How a cat drinks: Feline finesse and fluid dynamics
Friday, November 12, 2010
As all cat lovers know well, Felis domestica is a marvel of balance, subtlety and other hidden elegances.
Prepare to learn of another remarkable attribute: Four researchers have painstakingly filmed, analyzed and determined how it is that a cat can drink water while (unlike a dog) keeping its chin and whiskers pleasingly dry.
The answer involves an exquisite demonstration of physics: The cat, in effect, balances the forces of gravity against the forces of inertia, and so quenches its thirst.
While a dog curls its tongue like a ladle to collect the water and then pull up what it can, a cat curves its tongue under and slightly back, leaving the top surface of the tip of the tongue to lightly touch the liquid. The cat then raises its tongue rapidly, creating an upward mini-stream of water. The cat snaps its mouth shut and the water is captured before the countervailing force of gravity pulls it down.
An average house cat, the team found, can make four of these mini-streams per second.
"What we found is that the cat uses fluid dynamics and physics in a way to absolutely optimize tongue lapping and water collection," said Jeffrey Aristoff, now at Princeton University but who was one of the four researchers who began the study out of curiosity at the Massachusetts Institute of Technology.
"Nobody had ever studied it before, so nobody knew how the water went from the bowl into the cat's mouth," he said. Not surprisingly, they found that cats lap at precisely the rate that would get them the most water for the effort expended. The team's results are described in an article released Thursday by the journal Science.
As with most basic scientific research, the ultimate usefulness of this knowledge is uncertain. But it is not, the researchers say, hard to imagine some downstream applications, perhaps in robotics.
Something as complex as a cat drinking water doesn't get unraveled and turned into a paper at the nation's top science journal overnight. It was almost four years ago that Roman Stocker, an associate professor at MIT's department of civil and environmental engineering, became interested in how his cat, Cutta Cutta (or "Stars Stars" translated from an Australian aboriginal language), drank. His enthusiasm spread to Aristoff, Sunghwan Jung, now an engineer at Virginia Tech, and Pedro Reis, a physicist who works on the nature of soft solids at MIT.

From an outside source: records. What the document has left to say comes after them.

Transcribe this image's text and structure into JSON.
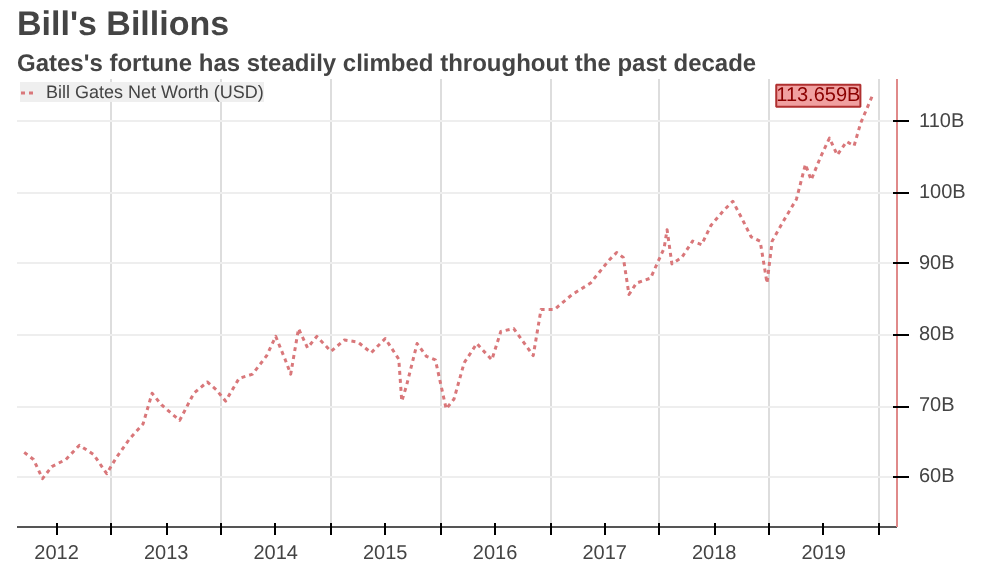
{
  "chart_data": {
    "type": "line",
    "title": "Bill's Billions",
    "subtitle": "Gates's fortune has steadily climbed throughout the past decade",
    "x": [
      "2012-03-15",
      "2012-04-15",
      "2012-05-15",
      "2012-06-15",
      "2012-08-01",
      "2012-09-15",
      "2012-11-01",
      "2012-12-15",
      "2013-01-15",
      "2013-03-01",
      "2013-04-15",
      "2013-05-15",
      "2013-06-15",
      "2013-07-15",
      "2013-08-15",
      "2013-10-01",
      "2013-11-15",
      "2013-12-15",
      "2014-01-15",
      "2014-03-01",
      "2014-04-15",
      "2014-06-01",
      "2014-07-01",
      "2014-08-01",
      "2014-08-20",
      "2014-09-15",
      "2014-10-15",
      "2014-11-15",
      "2015-01-01",
      "2015-02-15",
      "2015-04-01",
      "2015-05-15",
      "2015-07-01",
      "2015-08-15",
      "2015-08-25",
      "2015-09-10",
      "2015-10-15",
      "2015-11-15",
      "2015-12-15",
      "2016-01-20",
      "2016-02-15",
      "2016-03-20",
      "2016-05-01",
      "2016-06-20",
      "2016-07-20",
      "2016-09-01",
      "2016-11-05",
      "2016-12-01",
      "2017-01-15",
      "2017-03-15",
      "2017-05-15",
      "2017-07-15",
      "2017-08-10",
      "2017-09-01",
      "2017-09-20",
      "2017-10-15",
      "2017-12-01",
      "2018-01-15",
      "2018-01-25",
      "2018-02-10",
      "2018-03-15",
      "2018-04-20",
      "2018-05-20",
      "2018-06-20",
      "2018-08-01",
      "2018-09-01",
      "2018-10-01",
      "2018-11-01",
      "2018-12-01",
      "2018-12-24",
      "2019-01-10",
      "2019-02-15",
      "2019-04-01",
      "2019-05-01",
      "2019-05-20",
      "2019-06-20",
      "2019-07-20",
      "2019-08-15",
      "2019-09-15",
      "2019-10-10",
      "2019-11-01",
      "2019-12-10"
    ],
    "series": [
      {
        "name": "Bill Gates Net Worth (USD)",
        "color": "#d9777a",
        "values": [
          63.5,
          62.5,
          59.8,
          61.5,
          62.5,
          64.5,
          63.2,
          60.5,
          62.7,
          65.4,
          67.5,
          71.8,
          70.2,
          69.1,
          68,
          71.8,
          73.4,
          72.3,
          70.7,
          73.9,
          74.5,
          77.1,
          79.8,
          76.6,
          74.5,
          80.9,
          78.2,
          79.8,
          77.7,
          79.3,
          79,
          77.5,
          79.5,
          76.6,
          70.7,
          72.9,
          78.8,
          77,
          76.5,
          69.6,
          71,
          76.1,
          78.8,
          76.5,
          80.5,
          80.9,
          77.1,
          83.6,
          83.6,
          85.7,
          87.3,
          90.5,
          91.6,
          90.9,
          85.7,
          87.3,
          88,
          92.2,
          94.8,
          90,
          90.9,
          93.2,
          92.7,
          95.4,
          97.5,
          98.8,
          96.4,
          93.8,
          93.2,
          87.3,
          93.2,
          95.9,
          99.1,
          104,
          101.8,
          105,
          107.7,
          105.3,
          107.2,
          106.6,
          109.8,
          113.659
        ]
      }
    ],
    "xlim": [
      "2012-02-20",
      "2020-03-01"
    ],
    "xticks": [
      {
        "value": "2013-01-01",
        "label": null
      },
      {
        "value": "2014-01-01",
        "label": null
      },
      {
        "value": "2015-01-01",
        "label": null
      },
      {
        "value": "2016-01-01",
        "label": null
      },
      {
        "value": "2017-01-01",
        "label": null
      },
      {
        "value": "2018-01-01",
        "label": null
      },
      {
        "value": "2019-01-01",
        "label": null
      },
      {
        "value": "2020-01-01",
        "label": null
      },
      {
        "value": "2012-07-01",
        "label": "2012"
      },
      {
        "value": "2013-07-01",
        "label": "2013"
      },
      {
        "value": "2014-07-01",
        "label": "2014"
      },
      {
        "value": "2015-07-01",
        "label": "2015"
      },
      {
        "value": "2016-07-01",
        "label": "2016"
      },
      {
        "value": "2017-07-01",
        "label": "2017"
      },
      {
        "value": "2018-07-01",
        "label": "2018"
      },
      {
        "value": "2019-07-01",
        "label": "2019"
      }
    ],
    "ylim": [
      53,
      116
    ],
    "yticks": [
      {
        "value": 60,
        "label": "60B"
      },
      {
        "value": 70,
        "label": "70B"
      },
      {
        "value": 80,
        "label": "80B"
      },
      {
        "value": 90,
        "label": "90B"
      },
      {
        "value": 100,
        "label": "100B"
      },
      {
        "value": 110,
        "label": "110B"
      }
    ],
    "annotations": [
      {
        "text": "113.659B",
        "x": "2019-12-10",
        "y": 113.659
      }
    ],
    "grid": true,
    "legend": "top left",
    "line_style": "dotted",
    "marker": "none"
  }
}
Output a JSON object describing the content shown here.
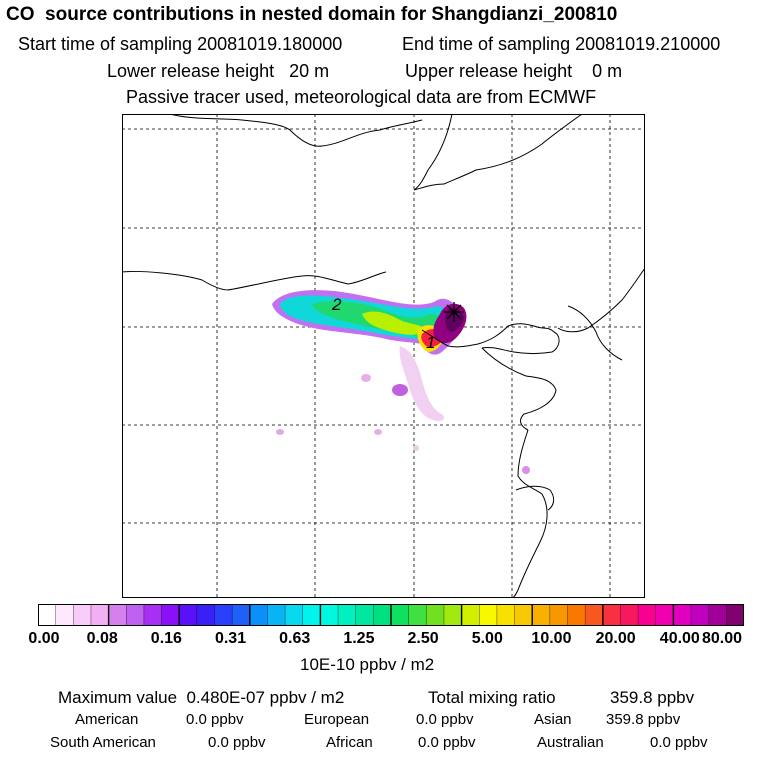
{
  "title": "CO  source contributions in nested domain for Shangdianzi_200810",
  "header": {
    "start": "Start time of sampling 20081019.180000",
    "end": "End time of sampling 20081019.210000",
    "lower": "Lower release height   20 m",
    "upper": "Upper release height    0 m",
    "tracer": "Passive tracer used, meteorological data are from ECMWF"
  },
  "map": {
    "labels": [
      "2",
      "1"
    ],
    "receptor_marker": "asterisk"
  },
  "colorbar": {
    "ticks": [
      "0.00",
      "0.08",
      "0.16",
      "0.31",
      "0.63",
      "1.25",
      "2.50",
      "5.00",
      "10.00",
      "20.00",
      "40.00",
      "80.00"
    ],
    "colors": [
      "#ffffff",
      "#fde8fd",
      "#f8ccf8",
      "#f2b0f2",
      "#d580ec",
      "#c060f0",
      "#a830f4",
      "#8a10f8",
      "#5a10f8",
      "#3a20f8",
      "#2a40f8",
      "#1e60f8",
      "#0a90f8",
      "#0ab4f4",
      "#08d8f0",
      "#00f4ec",
      "#00f8e0",
      "#00f0c0",
      "#00e8a0",
      "#00e080",
      "#10e060",
      "#40e040",
      "#70e020",
      "#a0e810",
      "#d0f000",
      "#f8f800",
      "#f8e000",
      "#f8c800",
      "#f8b000",
      "#f89800",
      "#f87800",
      "#f85820",
      "#f83040",
      "#f81860",
      "#f80090",
      "#f000b0",
      "#e000c0",
      "#c000c0",
      "#a00098",
      "#800070"
    ],
    "unit": "10E-10 ppbv / m2"
  },
  "stats": {
    "max": "Maximum value  0.480E-07 ppbv / m2",
    "total_label": "Total mixing ratio",
    "total_value": "359.8 ppbv",
    "american_label": "American",
    "american_value": "0.0 ppbv",
    "european_label": "European",
    "european_value": "0.0 ppbv",
    "asian_label": "Asian",
    "asian_value": "359.8 ppbv",
    "south_american_label": "South American",
    "south_american_value": "0.0 ppbv",
    "african_label": "African",
    "african_value": "0.0 ppbv",
    "australian_label": "Australian",
    "australian_value": "0.0 ppbv"
  }
}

"Science allows us to look at natural processes with a different eye and to understand how things work, even if that's figuring out how my cat laps his breakfast," Stocker said. "It's a job, but also a passion, and this project for me was a high point in teamwork and creativity. We did it without any funding, without any graduate students, without much of the usual apparatus that science is done with nowadays."
The four researchers went to several zoos to observe and film tigers, jaguars, lions and ocelots, and went to YouTube to find videos of bobcats, cheetahs, leopards and lionesses drinking in the wild.
They found the same basic drinking mechanism in all the cats, though the larger ones (with larger tongues) slowed their lapping to best take advantage of the physics at play - that is, the balance between upward movement of the water set off by the cat's tongue (the inertia) and the gravity pulling the water down. A lion, Aristoff said, laps about two times per second.
"In the beginning of the project, we weren't fully confident that fluid mechanics played a role in cats' drinking," said Jung, whose research focuses on soft bodies, such as fish, and the fluids surrounding them. "But as the project went on, we were surprised and amused by the beauty of the fluid mechanics involved in this system."
Aristoff explained the dynamics at work: You're in the shower and turn on the hot water. The steam starts to rise, and that upward flow lowers the pressure levels at your knees. The result is that the inside of the shower curtain will billow in toward you, unless you have some weight attached to the curtain to stop it. That interplay of motion and pressure parallels the dynamic that quenches the cat's thirst.
Although the work on cat drinking was done for professional pleasure - it wasn't funded by a grant, and the only expense was high-quality video cameras - the researchers said there could be useful implications gleaned from their "fundamental" research.
Engineers, for example, are moving into the field of "soft robots" and are working on the basic properties of nonmetallic parts that may play a role. Aristoff said there's great interest in creating robots that can walk on water, and this research could help.
This new cat-drinking research follows by 70 years related work done by Harold "Doc" Edgerton, who first used strobe lights to capture stopped action on film. His photography, which uncovered some of the secrets of how cats drink, was featured in an Academy Award-winning short called "Quicker'n a Wink." The four current-day researchers used equipment at an MIT center for high-speed photography named after Edgerton, who was a much-honored MIT professor of electrical engineering for five decades.